Setiap santri dikenakan jadwa piket secara bergantian. Tugasnya melayani para pengunjung yang datang ke dayah itu. Seorang santri tersenyum dan menanyakan saya mau bertemu dengan siapa. Lalu, dia mengajak saya keliling kompleks dayah seluas empat hektar itu. Saya juga ditemani seorang guru di dayah itu, Safrizal. Safrizal menyebutkan, santri sudah banyak yang pulang kampung karena liburan.

Sepanjang jalan pintu utama, tampak enam orang santri menyapu halaman. “Mereka gotong royong. Itu santri yang tidak pulang kampung,” sebutnya. Melihat kedatangan saya, sontak santri itu melemparkan senyum. Menunduk, memberi hormat.

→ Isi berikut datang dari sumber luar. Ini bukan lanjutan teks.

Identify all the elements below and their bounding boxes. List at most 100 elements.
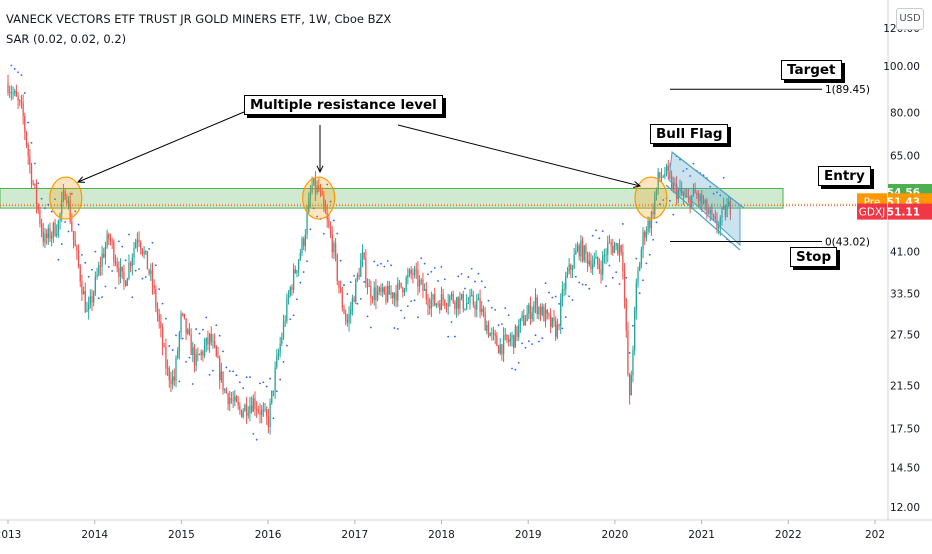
sar-dot [406,305,409,308]
sar-dot [410,300,413,303]
candle-body [229,398,231,405]
sar-dot [494,309,497,311]
candle-body [513,335,515,348]
candle-body [531,312,533,319]
candle-body [195,353,197,366]
sar-dot [625,276,628,279]
candle-body [644,232,646,238]
candle-body [712,214,715,217]
candle-body [571,268,574,270]
x-tick-label: 2022 [775,529,802,541]
candle-body [701,194,703,204]
candle-body [432,294,434,300]
candle-body [339,288,342,293]
candle-body [101,253,103,267]
sar-dot [339,259,342,262]
candle-body [635,283,637,311]
sar-dot [238,381,241,384]
candle-body [255,408,258,411]
candle-body [585,245,587,254]
candle-body [227,393,229,405]
candle-body [677,190,679,199]
candle-body [504,334,506,336]
candle-body [175,357,177,381]
candle-body [182,313,184,315]
x-tick-label: 2015 [168,529,195,541]
candle-body [264,409,266,411]
candle-body [237,401,239,406]
indicator-legend[interactable]: SAR (0.02, 0.02, 0.2) [6,32,127,46]
candle-body [376,291,379,300]
sar-dot [521,342,523,345]
candle-body [667,165,669,171]
candle-body [408,269,411,275]
candle-body [213,341,216,347]
candle-body [479,298,481,312]
candle-body [521,315,523,319]
candle-body [289,287,291,296]
sar-dot [433,267,436,269]
candle-body [146,250,149,270]
sar-dot [712,192,715,195]
candle-body [506,334,508,340]
candle-body [581,240,584,261]
last-price-tag-label: GDXJ [859,207,886,219]
candle-body [413,269,416,276]
sar-dot [322,232,325,235]
sar-dot [185,360,187,363]
sar-dot [262,381,265,384]
sar-dot [353,274,355,277]
candle-body [71,221,73,231]
sar-dot [380,262,382,265]
sar-dot [477,272,480,275]
sar-dot [588,287,591,290]
candle-body [25,132,28,146]
candle-body [329,226,332,235]
sar-dot [598,237,601,240]
sar-dot [309,228,312,231]
x-tick-label: 2018 [428,529,455,541]
candle-body [168,368,170,381]
sar-dot [692,162,695,165]
sar-dot [138,268,140,270]
sar-dot [400,309,403,312]
sar-dot [107,266,110,268]
candle-body [509,338,511,342]
candle-body [319,190,322,192]
sar-dot [188,356,191,359]
sar-dot [487,299,490,302]
sar-dot [134,269,137,272]
sar-dot [64,221,67,223]
candle-body [128,263,130,279]
sar-dot [655,221,658,224]
candle-body [444,300,446,306]
candle-body [400,282,402,288]
candle-body [560,299,562,327]
sar-dot [178,380,181,383]
candle-body [355,279,357,302]
candle-body [533,304,535,313]
candle-body [375,287,377,300]
candle-body [222,371,224,391]
candle-body [551,317,553,327]
sar-dot [70,192,73,195]
candle-body [336,255,338,282]
candle-body [96,274,98,277]
sar-dot [719,194,722,197]
candle-body [418,280,421,287]
last-price-tag-label-bg [857,203,887,220]
currency-button[interactable]: USD [896,8,924,30]
sar-dot [20,74,23,77]
candle-body [523,315,525,326]
candle-body [284,320,286,322]
arrow-head [316,165,324,174]
candle-body [287,295,290,299]
sar-dot [30,141,33,144]
candle-body [292,269,295,290]
candle-body [35,185,38,205]
candle-body [471,294,473,296]
sar-dot [423,262,426,265]
candle-body [72,230,75,240]
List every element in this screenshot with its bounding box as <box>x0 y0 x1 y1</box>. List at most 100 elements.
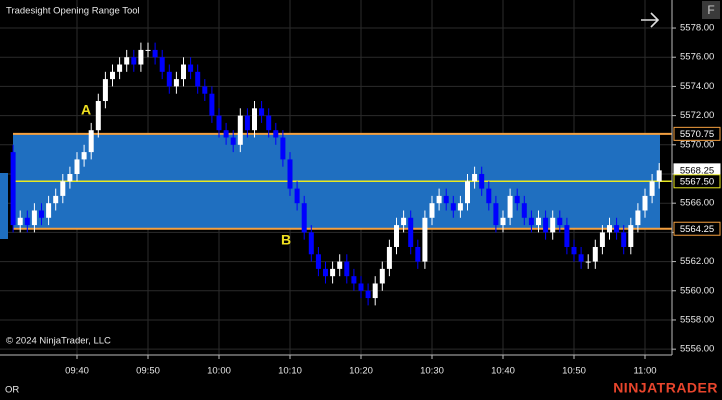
candle-body <box>67 173 73 182</box>
candle-body <box>138 49 144 65</box>
candle-body <box>81 152 87 160</box>
candle-body <box>408 217 414 247</box>
candle-body <box>88 130 94 153</box>
candle-body <box>216 115 222 131</box>
candle-body <box>614 225 620 233</box>
y-tick-label: 5556.00 <box>680 344 714 355</box>
candle-body <box>500 217 506 226</box>
candle-body <box>528 217 534 226</box>
candle-body <box>273 130 279 138</box>
arrow-icon[interactable] <box>641 12 660 28</box>
candle-body <box>621 232 627 247</box>
candle-body <box>202 86 208 94</box>
copyright: © 2024 NinjaTrader, LLC <box>6 336 111 347</box>
candle-body <box>53 195 59 204</box>
candle-body <box>557 217 563 226</box>
candle-body <box>301 203 307 233</box>
candle-body <box>237 115 243 145</box>
candle-body <box>287 159 293 189</box>
y-tick-label: 5572.00 <box>680 110 714 121</box>
x-tick-label: 10:50 <box>562 366 586 377</box>
y-tick-label: 5566.00 <box>680 198 714 209</box>
candles <box>10 42 662 306</box>
candle-body <box>60 181 66 196</box>
y-tick-label: 5558.00 <box>680 314 714 325</box>
candle-body <box>24 217 30 226</box>
price-marker-label: 5568.25 <box>680 165 714 176</box>
price-marker-label: 5564.25 <box>680 224 714 235</box>
candle-body <box>74 159 80 174</box>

Tradisi memberi hormat pada tamu, sudah berlangsung lama di dayah itu. Dayah yang didirikan tahun 1985 silam itu menerapkan tiga kurikulum sekaligus dalam proses belajar mengajarnya. Maklum, dayah itu terpadu. Kurikulum Departemen Agama murni diberlakukan untuk santri yang menimba ilmu di sekolah formal, madrasah aliyah dan madrasah tsanawiyah. Gedung dua sekolah formal itu terletak di sebelah timur dayah. Untuk dayah, diterapkan kukrikulum dayah salafi, khusus membaca dan mengkaji kitab kuning. Lalu, kurikulum terakhir, life skill. Memberikan ketrampilan pada santri untuk modal hidup setelah menamatkan pendidikan di dayah yang didirikan Ghazali Mohd Syam bersama tokoh masyarakat Kecamatan Dewantara itu.

Kurikulum terakhir itu memang menjadi tujuan utama sejak pendirian dayah tersebut. Dayah itu didirikan ketika PT Pupuk Iskandar Muda dan PT Asean Aceh Fertilizer mulai beroperasi di Krueng Geukuh, Aceh Utara. Dayah ini dijadikan sebagai penyeimbang perubahan sosial yang terjadi kala itu. Hadirnya perusahaan raksasa itu, dikhawatirkan berdampak pada perubahan gaya hidup masyarakat. “Sehingga masyarakat lebih rajin mencari uang dan melupakan ilmu agama. Ini yang dikhawatirkan pendiri dayah ini,” sebut Pimpinan Dayah itu, Tengku Marwan Kamaruddin.

Awalnya dayah itu hanya berupa balai pengajian berukuran 8 x 10 meter. Santripun hanya datang dari Kecamatan Dewantara dan tidak ada pemondokan. Namun, kegigihan pada pendiri membuat dayah itu semakin berkembang. Tahun 1989, dayah itu berubah status menjadi Yayasan dan mendirikan Madrasah Tsanawiyah dan Aliyah. Tiga tahun kemudian, perbedaan terjadi di tubuh pengelola yayasan.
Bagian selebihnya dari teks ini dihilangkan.